In Antoninus Liberalis’s Metamorphoses, the strix was a metamorphosis of the Greek deity Polyphonte, the granddaughter of Ares, the god of War. Ares, or Aries, is of course the sign Jupiter has just entered into—it is also the Greek counterpart to the Roman god Mars, which again, I compared to C—.


I don’t pretend to know any larger significance to these synchronicities, and I don’t intend to dive any deeper into myth or occult science to find a meaning. I mentioned Carmilla earlier, which is a short vampire story by Sheridan Le Fanu. Le Fanu has another story, Green Tea, which has been foundational in my understanding of the occult and demonology. In the story, the protagonist is tormented by a monkey-demon after studying the works of the Christian occultist Emmanuel Swedenborg. It's a cautionary tale about the dangers of studying the occult and heresy.

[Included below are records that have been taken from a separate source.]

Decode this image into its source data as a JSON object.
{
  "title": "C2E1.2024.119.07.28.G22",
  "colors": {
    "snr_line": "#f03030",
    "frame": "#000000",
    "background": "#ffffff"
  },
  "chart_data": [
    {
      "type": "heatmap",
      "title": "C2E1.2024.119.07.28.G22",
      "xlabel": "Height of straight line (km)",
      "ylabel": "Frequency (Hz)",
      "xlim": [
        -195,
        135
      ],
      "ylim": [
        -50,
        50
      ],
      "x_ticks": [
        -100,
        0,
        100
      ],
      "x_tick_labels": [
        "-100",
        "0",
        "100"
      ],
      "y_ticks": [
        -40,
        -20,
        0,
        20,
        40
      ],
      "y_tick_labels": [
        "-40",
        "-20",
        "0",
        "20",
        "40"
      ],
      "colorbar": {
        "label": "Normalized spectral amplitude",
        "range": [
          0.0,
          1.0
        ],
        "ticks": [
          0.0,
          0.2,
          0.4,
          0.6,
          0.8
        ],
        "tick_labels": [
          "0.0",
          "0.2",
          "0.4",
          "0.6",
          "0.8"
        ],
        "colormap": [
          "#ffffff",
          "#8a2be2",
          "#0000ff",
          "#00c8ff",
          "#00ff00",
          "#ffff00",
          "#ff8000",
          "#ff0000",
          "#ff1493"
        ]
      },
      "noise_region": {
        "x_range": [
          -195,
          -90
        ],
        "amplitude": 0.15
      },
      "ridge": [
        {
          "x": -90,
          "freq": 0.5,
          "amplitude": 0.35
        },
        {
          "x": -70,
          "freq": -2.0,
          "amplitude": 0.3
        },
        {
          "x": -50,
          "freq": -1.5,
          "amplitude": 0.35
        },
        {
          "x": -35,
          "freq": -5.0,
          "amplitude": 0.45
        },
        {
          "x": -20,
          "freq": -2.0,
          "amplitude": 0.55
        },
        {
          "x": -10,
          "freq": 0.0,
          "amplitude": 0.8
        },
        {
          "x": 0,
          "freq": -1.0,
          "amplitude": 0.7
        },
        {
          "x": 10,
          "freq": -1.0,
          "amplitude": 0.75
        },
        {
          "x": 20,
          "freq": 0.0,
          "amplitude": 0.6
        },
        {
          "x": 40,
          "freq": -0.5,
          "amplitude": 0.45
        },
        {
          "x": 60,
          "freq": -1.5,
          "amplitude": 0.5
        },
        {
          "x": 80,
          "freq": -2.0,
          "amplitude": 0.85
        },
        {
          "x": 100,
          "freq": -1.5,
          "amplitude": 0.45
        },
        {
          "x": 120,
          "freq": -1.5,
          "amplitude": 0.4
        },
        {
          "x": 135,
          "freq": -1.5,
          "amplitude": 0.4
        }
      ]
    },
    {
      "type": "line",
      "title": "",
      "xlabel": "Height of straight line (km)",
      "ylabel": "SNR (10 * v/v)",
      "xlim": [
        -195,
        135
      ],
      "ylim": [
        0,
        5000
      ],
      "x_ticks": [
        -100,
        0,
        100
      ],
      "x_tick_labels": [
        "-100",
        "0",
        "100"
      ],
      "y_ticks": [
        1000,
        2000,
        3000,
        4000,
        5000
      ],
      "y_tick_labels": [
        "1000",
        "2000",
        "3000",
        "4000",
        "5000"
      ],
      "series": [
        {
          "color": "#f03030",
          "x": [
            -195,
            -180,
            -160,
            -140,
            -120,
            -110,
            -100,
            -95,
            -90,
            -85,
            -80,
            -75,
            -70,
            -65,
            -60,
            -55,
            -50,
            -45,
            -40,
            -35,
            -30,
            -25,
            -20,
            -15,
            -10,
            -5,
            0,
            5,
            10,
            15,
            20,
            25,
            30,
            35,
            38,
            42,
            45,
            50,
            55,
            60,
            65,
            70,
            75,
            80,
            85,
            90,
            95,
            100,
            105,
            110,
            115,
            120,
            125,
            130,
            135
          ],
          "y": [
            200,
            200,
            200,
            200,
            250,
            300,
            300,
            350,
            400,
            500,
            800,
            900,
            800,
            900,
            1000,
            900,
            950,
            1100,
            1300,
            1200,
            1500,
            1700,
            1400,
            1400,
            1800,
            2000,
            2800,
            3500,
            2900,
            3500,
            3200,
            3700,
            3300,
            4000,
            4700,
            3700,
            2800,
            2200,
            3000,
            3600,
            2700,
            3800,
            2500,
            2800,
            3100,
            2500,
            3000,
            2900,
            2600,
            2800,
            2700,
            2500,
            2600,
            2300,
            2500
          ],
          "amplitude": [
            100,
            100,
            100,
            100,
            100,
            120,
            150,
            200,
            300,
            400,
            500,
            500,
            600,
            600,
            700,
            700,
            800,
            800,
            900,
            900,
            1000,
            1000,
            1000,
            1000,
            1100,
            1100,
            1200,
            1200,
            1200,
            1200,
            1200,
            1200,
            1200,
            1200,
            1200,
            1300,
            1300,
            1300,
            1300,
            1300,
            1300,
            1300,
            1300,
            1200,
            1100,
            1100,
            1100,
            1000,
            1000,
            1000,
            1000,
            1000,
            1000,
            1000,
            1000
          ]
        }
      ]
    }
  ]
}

I am a faithful Catholic, but I have (especially recently) become much more interested in astrology and myth. Lots of this, I think, can be traced back to my interest in Jung, but also more explicitly Christian heretics such as Hegel. I can’t help but draw some connections between these recent forays and this dream—and I’m surely not healing my conscience by conducting this partial analysis!


I’ll end the post here, having discovered very little but hopefully having found some closure about the meaning of my horrid dream. Please, do pray for me.